Under the leadership of Peter Bell, many say, CARE became a bolder, more activist global aid agency.
“As president and CEO from 1995 to 2006, Peter presided over CARE’s transition from its traditional humanitarian mission to one that went beyond treating symptoms of global poverty to dealing with underlying causes,” said Helene Gayle, Bell’s successor as head of the Atlanta-based CARE. “He was outspoken in urging governments to wipe out discrimination in all forms and to take greater responsibility for improving the lives of all their citizens.”
Former CARE staffer Sherine Jayawickrama of New York City said Bell was a transformational leader who instilled in CARE a commitment to human rights and the dignity of every human being.
Jayawickrama accompanied Bell to several strife-torn countries. “I remember how much he enjoyed and learned from the people he met in the poorest communities and how courageously he spoke up for them when he met with their government leaders,” she said.
CARE’s former board chairman Lincoln Chen said the only ongoing difference he had with Bell was over the latter’s refusal to accept a salary increase despite repeated board pleas. “Peter refused because of his inner ethics as a leader of a humanitarian organization,” said Chen, who now lives in Brookline, Mass., and heads the China Medical Board USA.
“In the midst of a crisis, Peter exhibited a calm and thoughtful confidence that engendered trust among us all,” Chen added.
Marilyn Grist, a former CARE senior vice president, said, “As I talk with people the world over in governments and non-governmental agencies, I am struck by how many say they were inspired by Peter to devote their lives to public service.”
Peter Dexter Bell, 73, of Gloucester, Mass., died of cancer April 4 at Massachusetts General Hospital in Boston. His memorial service will be at 11 a.m., April 23, at the Unitarian Universalist Church in Gloucester.
Bell’s fascination with faraway places began in the late 1950s when he was a teen on an American Field Service-sponsored trip to Japan. There, he stayed with a welcoming host family and learned to appreciate what he later described as “the oneness of humanity.”
After earning degrees at Yale and Princeton, Bell worked for the Ford Foundation’s Latin American program in Brazil and Chile, among other things helping to protect academicians in both countries from arrest or forced exile sought by their military rulers.
He went on to serve in the Carter administration as a deputy undersecretary of what is now the Department of Health and Human Services and as an executive for several foundations before coming to Atlanta in 1995 as head of CARE.
Colleagues admired Bell greatly.
“Peter was a kind of invisible statesman who could eat breakfast with peasants, lunch with presidents and dine in the evening with human rights activists,” said Ray Offenheiser, president of Oxfam America. “He moved fluidly across these boundaries while achieving tremendous impact by imparting wisdom gleaned from each of these unique worlds. Ever the gentleman, he brought a unique respectability to the vocation of activist.”
Jonathan Reckford, CEO of Habitat for Humanity, said Bell was a great friend and mentor. “When I moved to Atlanta to join Habitat,” he continued, “Peter was generous with his wisdom.

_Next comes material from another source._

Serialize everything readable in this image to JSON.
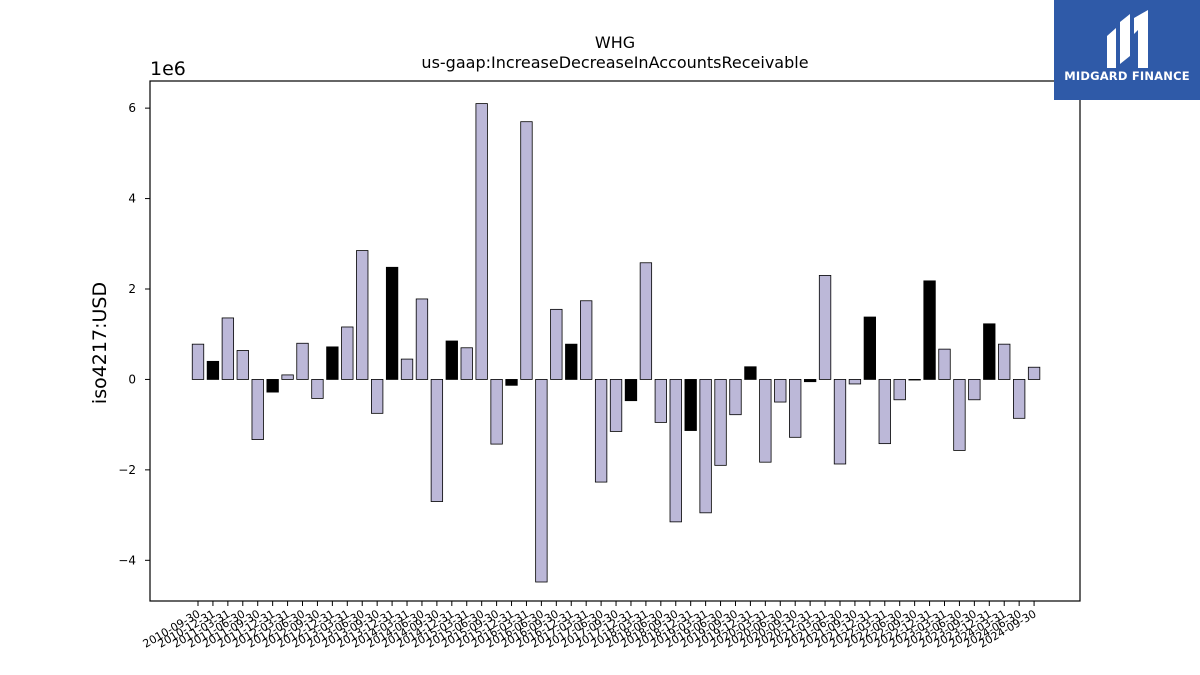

He was such a winsome combination of gentle humility and a steely resolve for the rights of the marginalized in our world.”
Bill Schultz, former president of Amnesty International, said Bell was a seminal figure in the world of development and relief, “and yet you would never know it from Peter’s totally modest demeanor.”
Leaving CARE after 10½ years as president, Bell was a visiting fellow at the Carter Center for nearly two years before returning to his hometown of Gloucester and becoming a research fellow at Harvard’s Kennedy School of Government.
Of the 90 countries Bell visited during his life, he was fondest of Brazil, where he worked for 4½ years during the 1960s, said his daughter, Emily Bell of New York City. Residing in Rio de Janeiro, he learned to do the samba — the one dance he ever mastered, his daughter said — and claimed to have lived on the same block as the girl from Ipanema.
While living in Atlanta, Bell took delight, his daughter said, in the High Museum, the Atlanta History Center, the Georgia Aquarium and the abundance of good-quality public tennis courts.
Other than his daughter, Bell is survived by his wife of 43 years, Karen Bell; their son, Jonathan Bell of London, England; a sister, Diana Bell of Palo Alto, Calif.; and three brothers, John Bell, David Bell and Timothy Bell, all of Gloucester.